# Delonghi Vintage Icona - can't stop the water



## rshd301 (Jan 2, 2016)

Hi,

I'm new here although I've had my Delonghi a few years. I'm not up with all the technical jargon so if you can assist, please go easy









I've been having a few issues lately with water coming through the filter as soon as the boiler starts heating up. So much so that by the time I have my milk frothed for a cappuccino, my cup is a quarter full of coffee.

I've taken apart what I can and cleaned it all. The machine's only used at weekends so not a lot of use in its 2 odd years. Our water is medium to soft.

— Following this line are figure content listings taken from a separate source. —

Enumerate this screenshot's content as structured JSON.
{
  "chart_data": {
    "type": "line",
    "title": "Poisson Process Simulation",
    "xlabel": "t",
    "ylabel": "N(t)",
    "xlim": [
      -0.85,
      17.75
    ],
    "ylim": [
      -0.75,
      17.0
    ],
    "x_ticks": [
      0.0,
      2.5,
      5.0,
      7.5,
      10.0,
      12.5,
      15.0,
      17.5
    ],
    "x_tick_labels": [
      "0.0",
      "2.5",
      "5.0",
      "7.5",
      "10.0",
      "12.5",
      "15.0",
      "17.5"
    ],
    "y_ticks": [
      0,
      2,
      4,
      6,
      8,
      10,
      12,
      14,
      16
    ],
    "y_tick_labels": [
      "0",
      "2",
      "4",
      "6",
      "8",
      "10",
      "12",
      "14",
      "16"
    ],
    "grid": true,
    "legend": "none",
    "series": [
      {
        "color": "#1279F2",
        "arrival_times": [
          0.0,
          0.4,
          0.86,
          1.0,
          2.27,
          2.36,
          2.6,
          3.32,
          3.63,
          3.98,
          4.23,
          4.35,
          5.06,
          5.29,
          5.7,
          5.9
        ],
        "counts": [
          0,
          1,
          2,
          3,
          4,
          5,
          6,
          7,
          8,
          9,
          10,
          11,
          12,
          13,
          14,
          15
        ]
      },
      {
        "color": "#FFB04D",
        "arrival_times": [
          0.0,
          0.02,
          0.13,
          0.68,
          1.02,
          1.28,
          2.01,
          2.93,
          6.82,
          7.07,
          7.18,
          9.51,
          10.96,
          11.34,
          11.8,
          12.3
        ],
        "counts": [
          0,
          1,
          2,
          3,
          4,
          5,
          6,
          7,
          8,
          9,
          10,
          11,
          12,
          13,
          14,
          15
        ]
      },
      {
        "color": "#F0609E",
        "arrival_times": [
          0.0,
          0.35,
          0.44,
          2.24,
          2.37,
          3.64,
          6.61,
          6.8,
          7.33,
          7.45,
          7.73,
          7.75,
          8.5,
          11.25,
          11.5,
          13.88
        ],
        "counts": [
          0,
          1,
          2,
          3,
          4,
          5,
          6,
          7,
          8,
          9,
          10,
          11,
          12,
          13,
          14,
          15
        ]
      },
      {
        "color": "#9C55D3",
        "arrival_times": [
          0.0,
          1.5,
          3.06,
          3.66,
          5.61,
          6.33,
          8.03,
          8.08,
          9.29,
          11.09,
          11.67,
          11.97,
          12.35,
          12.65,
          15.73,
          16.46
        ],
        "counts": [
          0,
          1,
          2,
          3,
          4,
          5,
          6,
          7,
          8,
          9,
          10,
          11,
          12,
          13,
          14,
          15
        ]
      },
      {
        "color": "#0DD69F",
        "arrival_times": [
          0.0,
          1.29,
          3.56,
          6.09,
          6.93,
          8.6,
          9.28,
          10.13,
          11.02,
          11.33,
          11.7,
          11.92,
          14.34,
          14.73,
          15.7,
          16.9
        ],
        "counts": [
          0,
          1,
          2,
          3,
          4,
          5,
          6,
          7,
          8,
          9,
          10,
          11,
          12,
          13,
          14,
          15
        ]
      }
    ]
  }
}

Is there a valve somewhere that perhaps is stuck slightly open?

Thanks in advance.

Neil


----------



## h1udd (Sep 1, 2015)

Have you ever descaled it ??? Chances are if something isn't dead it's just stuck with scale ... I would firstly descale it a couple of times and see ... Then take apart and look for solenoids to clean or replace


----------



## rshd301 (Jan 2, 2016)

Brilliant. That seems to have sorted the problem. Thanks


----------



## h1udd (Sep 1, 2015)

Yay ... 42 years and I finally got something right, I am on a roll


----------



## MarkII (May 12, 2015)

I have a different problem on this machine. Drips of water came out from the frother while warm-up. What could probably the problem?


----------



## seeq (Jul 9, 2011)

MarkII said:


> I have a different problem on this machine. Drips of water came out from the frother while warm-up. What could probably the problem?


Leaky steam valve, or...... Scale (yes it clogs up the steam valve too). Again a good descale may fix it.


----------



## MarkII (May 12, 2015)

I did descale it last week but maybe not enough to get rid all of them. BTW, put a tablet into 1L tank water and run/drain the water should enough?


----------



## billybizarre (Feb 19, 2016)

Hi MarkII - did you ever fix the drip? Seems like I have the same problem with mine.


----------



## El carajillo (Mar 16, 2013)

Mix / dissolve the de-scaler, run machine until it starts to come through then turn off machine. Leave to soak as per instructions in manual or on de-scaler. Then drain and flush with fresh water several times.


----------